Luftbläschen, die aus seinen Lungen entwichen. Ein Strudel, in dem Hölzchen und Blätter kreiselten. Endloses Grün auf Weiß auf Grau auf Braun.
Er dachte an seinen Vater. Beinahe konnte er ihn sehen, an Deck der Daze, wie er aus der Lamora-Bucht hinaussegelte. Er sagte: »Der See darfst du niemals trauen, Tom. Sie verrät dich, wenn du ihr nur die kleinste Chance gibst.« Lynley wollte einwenden, daß dies nicht die See war, sondern ein Fluß. Wer, in Gottes Namen, konnte so dumm sein, in einem Fluß zu ertrinken? Doch sein Vater mahnte: »Ein Fluß, der den Gezeiten unterworfen ist. Die Gezeiten kommen von der See. Nur ein Narr traut der See.« Und das Wasser zog ihn in die Tiefe.
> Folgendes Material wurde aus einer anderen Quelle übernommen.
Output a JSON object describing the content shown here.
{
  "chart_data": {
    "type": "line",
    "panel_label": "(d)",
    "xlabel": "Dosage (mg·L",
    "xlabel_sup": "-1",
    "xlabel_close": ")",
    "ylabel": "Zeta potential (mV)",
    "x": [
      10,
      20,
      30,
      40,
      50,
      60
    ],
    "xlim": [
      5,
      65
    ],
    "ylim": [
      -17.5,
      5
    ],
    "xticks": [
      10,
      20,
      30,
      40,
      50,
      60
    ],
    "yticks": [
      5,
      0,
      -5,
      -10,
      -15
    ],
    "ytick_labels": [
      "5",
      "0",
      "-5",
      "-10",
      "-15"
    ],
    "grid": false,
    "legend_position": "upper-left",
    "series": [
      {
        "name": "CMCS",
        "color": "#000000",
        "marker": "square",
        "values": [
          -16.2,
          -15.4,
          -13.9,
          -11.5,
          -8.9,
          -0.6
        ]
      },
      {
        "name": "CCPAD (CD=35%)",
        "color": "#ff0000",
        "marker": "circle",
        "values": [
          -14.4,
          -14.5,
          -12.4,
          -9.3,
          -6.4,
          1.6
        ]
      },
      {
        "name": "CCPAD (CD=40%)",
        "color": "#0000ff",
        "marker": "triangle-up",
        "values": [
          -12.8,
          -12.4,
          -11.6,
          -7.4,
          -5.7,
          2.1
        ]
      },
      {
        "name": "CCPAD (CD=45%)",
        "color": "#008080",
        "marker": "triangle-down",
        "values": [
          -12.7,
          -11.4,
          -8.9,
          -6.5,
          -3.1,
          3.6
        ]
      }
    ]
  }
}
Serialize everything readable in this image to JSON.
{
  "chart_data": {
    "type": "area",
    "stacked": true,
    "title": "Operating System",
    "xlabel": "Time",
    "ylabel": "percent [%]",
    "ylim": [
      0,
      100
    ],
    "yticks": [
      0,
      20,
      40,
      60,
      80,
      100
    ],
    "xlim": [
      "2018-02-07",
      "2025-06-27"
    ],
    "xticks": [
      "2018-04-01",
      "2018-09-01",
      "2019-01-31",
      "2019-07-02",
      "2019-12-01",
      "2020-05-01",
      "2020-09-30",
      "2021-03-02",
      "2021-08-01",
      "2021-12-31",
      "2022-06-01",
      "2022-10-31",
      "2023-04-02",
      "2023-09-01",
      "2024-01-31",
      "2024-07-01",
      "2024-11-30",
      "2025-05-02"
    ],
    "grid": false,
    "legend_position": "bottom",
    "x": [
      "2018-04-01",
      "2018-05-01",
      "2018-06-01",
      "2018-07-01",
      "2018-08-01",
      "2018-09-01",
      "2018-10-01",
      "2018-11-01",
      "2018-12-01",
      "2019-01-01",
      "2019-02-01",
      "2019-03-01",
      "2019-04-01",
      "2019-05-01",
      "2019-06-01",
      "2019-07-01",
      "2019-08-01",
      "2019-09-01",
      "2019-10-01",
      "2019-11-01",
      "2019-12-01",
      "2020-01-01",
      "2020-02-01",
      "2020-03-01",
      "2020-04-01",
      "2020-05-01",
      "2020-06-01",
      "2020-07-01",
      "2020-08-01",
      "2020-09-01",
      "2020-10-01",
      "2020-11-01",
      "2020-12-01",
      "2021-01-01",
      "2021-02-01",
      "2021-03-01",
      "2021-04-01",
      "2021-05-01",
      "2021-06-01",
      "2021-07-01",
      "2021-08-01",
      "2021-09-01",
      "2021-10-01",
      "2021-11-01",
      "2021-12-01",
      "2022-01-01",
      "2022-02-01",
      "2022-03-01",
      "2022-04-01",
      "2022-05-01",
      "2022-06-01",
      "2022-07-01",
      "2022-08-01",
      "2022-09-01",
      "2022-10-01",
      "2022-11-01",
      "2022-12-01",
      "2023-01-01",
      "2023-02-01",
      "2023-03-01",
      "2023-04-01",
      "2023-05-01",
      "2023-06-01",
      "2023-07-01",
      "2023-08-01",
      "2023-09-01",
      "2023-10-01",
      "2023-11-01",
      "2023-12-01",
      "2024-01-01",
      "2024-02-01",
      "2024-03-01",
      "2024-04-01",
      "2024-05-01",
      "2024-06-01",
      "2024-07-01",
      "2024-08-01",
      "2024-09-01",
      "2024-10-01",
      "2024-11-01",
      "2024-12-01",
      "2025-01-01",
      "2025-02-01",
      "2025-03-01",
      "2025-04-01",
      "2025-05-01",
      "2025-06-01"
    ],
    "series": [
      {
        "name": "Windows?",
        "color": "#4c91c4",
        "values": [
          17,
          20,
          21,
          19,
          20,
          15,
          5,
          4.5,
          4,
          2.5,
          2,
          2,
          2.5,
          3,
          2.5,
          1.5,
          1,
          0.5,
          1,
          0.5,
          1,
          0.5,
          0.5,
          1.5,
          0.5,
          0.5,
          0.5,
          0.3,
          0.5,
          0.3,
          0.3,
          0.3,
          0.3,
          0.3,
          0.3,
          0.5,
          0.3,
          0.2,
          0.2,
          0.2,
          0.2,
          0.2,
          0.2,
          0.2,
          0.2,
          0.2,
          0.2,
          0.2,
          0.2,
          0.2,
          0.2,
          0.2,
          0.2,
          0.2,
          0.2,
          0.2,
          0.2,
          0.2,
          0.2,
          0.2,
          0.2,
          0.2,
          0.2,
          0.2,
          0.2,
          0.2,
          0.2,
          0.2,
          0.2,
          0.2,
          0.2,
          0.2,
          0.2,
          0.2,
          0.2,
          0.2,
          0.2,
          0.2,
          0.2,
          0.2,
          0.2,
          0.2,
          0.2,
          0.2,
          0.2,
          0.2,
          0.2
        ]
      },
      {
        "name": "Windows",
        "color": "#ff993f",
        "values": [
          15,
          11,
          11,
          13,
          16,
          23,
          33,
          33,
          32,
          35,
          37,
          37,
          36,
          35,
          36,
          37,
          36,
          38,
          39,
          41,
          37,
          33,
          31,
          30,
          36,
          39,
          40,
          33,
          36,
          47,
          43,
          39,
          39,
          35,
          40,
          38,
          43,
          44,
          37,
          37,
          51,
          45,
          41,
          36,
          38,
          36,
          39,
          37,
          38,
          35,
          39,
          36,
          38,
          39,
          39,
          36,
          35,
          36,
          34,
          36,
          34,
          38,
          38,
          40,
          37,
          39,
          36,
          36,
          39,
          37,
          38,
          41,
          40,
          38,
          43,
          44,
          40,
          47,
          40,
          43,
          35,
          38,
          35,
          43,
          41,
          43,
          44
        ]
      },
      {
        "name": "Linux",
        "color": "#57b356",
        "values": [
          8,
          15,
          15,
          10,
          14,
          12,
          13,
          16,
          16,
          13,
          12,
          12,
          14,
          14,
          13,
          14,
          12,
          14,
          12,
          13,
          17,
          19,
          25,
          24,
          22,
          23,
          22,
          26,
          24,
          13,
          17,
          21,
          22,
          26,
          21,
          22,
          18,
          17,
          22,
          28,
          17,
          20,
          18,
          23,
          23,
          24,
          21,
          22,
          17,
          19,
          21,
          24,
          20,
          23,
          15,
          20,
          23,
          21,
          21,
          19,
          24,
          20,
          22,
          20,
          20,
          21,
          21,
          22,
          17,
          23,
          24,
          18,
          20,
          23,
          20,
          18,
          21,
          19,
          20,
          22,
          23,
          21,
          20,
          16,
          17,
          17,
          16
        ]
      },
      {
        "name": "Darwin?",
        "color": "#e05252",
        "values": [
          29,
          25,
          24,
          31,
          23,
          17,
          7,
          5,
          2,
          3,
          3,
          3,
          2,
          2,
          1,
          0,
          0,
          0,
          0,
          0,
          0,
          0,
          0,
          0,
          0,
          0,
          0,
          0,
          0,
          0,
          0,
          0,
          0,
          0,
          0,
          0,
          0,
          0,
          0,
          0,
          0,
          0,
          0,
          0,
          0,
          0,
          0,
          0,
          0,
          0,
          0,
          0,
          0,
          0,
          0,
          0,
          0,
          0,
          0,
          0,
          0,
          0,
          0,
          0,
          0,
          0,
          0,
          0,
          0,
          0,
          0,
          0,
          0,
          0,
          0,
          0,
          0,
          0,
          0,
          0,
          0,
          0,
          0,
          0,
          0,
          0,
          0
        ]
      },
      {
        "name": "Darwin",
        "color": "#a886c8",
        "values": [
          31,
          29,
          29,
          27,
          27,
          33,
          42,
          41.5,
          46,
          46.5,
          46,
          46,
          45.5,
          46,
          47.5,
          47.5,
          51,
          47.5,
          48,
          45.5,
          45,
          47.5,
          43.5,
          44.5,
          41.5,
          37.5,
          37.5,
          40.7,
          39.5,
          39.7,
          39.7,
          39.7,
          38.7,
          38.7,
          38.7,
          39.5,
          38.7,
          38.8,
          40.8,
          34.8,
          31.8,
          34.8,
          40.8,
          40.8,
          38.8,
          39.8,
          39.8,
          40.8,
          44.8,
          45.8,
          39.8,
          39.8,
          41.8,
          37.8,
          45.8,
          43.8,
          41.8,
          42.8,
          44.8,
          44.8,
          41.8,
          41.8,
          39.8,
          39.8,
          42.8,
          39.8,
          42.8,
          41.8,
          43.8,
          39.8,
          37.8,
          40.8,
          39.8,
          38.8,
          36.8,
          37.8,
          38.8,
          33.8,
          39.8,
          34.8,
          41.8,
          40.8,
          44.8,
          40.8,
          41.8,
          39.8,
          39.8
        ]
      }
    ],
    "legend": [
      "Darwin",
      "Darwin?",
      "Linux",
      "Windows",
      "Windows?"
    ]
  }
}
Es wurde schwarz um ihn. In seinen Ohren war ein Tosen. Er hörte die Stimme seiner Mutter und das Lachen seines Bruders. Dann sagte Helen klar und deutlich: »Ich kann dir doch nicht die Antwort geben, die du dir wünschst, nur weil du sie dir wünschst.«
Du meine Güte, dachte er. Immer noch diese Ambivalenz. Selbst jetzt, da es völlig nebensächlich war. Sie würde sich niemals entscheiden. Sie würden niemals bereit sein. Zum Teufel mit ihr. Zum Teufel.
Voll Zorn schlug er mit beiden Beinen aus. Er peitschte die Arme durch das Wasser. Er brach durch die Oberfläche. Hustend, nach Luft schnappend, schüttelte er sich das Wasser aus den Augen. Er hörte den Jungen.